NEWS

House Foreign Affairs Committee

U.S. House of Representatives

Ileana Ros-Lehtinen, Ranking Republican

CONTACT:  Sam Stratman, (202) 226-7875, May 7, 2007

                     Lee Cohen, (202) 226-1139

 

For IMMEDIATE Release

Ros-Lehtinen Warns Against Funding Cuts for Colombia Aid

Returns from Weekend Visit to Colombia with Former Speaker Hastert

 

(WASHINGTON) – Congressional critics of aid to Colombia can expect vigorous resistance to any attempt to reduce funding for counter-narcotics and counter-terrorism efforts in South America, and Colombia in particular, U.S. Rep. Ileana Ros-Lehtinen (R-FL) said today.

 

Her note of caution comes following a weekend visit to Colombia with former House Speaker J. Dennis Hastert (R-IL).
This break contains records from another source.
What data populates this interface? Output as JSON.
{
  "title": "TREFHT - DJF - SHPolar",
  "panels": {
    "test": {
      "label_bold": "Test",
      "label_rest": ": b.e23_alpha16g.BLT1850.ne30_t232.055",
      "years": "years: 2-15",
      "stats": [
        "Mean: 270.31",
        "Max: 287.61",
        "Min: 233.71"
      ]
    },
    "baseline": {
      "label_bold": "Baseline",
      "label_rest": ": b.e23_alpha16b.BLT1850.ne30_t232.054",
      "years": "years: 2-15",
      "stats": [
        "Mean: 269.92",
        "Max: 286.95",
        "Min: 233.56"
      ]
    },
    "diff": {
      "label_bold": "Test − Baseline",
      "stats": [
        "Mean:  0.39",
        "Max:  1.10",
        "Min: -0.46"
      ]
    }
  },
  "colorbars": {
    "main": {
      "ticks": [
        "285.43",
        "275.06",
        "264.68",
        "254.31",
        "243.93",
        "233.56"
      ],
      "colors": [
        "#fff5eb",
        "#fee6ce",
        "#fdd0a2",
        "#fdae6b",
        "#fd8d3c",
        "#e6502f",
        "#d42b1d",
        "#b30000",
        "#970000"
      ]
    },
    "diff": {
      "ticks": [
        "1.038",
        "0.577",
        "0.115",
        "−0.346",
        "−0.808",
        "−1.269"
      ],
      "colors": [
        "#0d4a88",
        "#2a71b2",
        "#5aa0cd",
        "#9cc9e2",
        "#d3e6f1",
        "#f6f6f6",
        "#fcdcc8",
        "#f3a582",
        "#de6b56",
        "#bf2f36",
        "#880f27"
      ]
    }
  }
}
The visit included meetings with President Alvaro Uribe, Minister of Defense Juan Manuel Santos, and site visits to anti-drug units of the Colombian National Police.

 

The visit by the two comes in the wake of an improving security situation in Colombia seven years into the U.S.-Colombia Andean initiative, known as Plan Colombia.

 

“Plan Colombia is helping the central government to successfully resist the narco-terrorists whose fortunes are tied to the deadly trade in heroin and cocaine,” said Ros-Lehtinen, Ranking Republican on the House Foreign Affairs Committee. “Since 1999, Colombia has dramatically reduced the widespread drug-fueled violence that brought the country to near-failed state status. What has been achieved by Colombians with assistance from the U.S. is nothing short of remarkable,” she added.

 

Ros-Lehtinen said critics may be readying proposals to make “draconian cuts” in assistance to Colombia when the foreign assistance appropriation bill is considered by the House of Representatives in late spring or early summer.

 

“Attempts to weaken our Andean strategy undercut our fight against drugs that permeate our culture and produce terrible violence in our streets, a deadly struggle in which more Americans die annually than the number who perished in the terrorist attacks of September 11, 2001,” said Ros-Lehtinen. “End our assistance to Colombia and watch a flood gate of narcotics open up, with the deluge of high grade heroin and cocaine aimed squarely at our children.”

 

During the visit, Ros-Lehtinen and Hastert visited a regional police training center where Colombia instructors are training anti-narcotics police from Afghanistan, Bolivia, Colombia, Ecuador, El Salvador, Mexico, Paraguay and Peru, among others. Colombia is currently providing police training for Afghani anti-narcotics police in Kabul, and in Colombia who are fighting the growing heroin trade in Afghanistan. 

 

Ros-Lehtinen and Hastert also visited a hospital operated by the Colombia National Police and met with officers injured in the line of duty.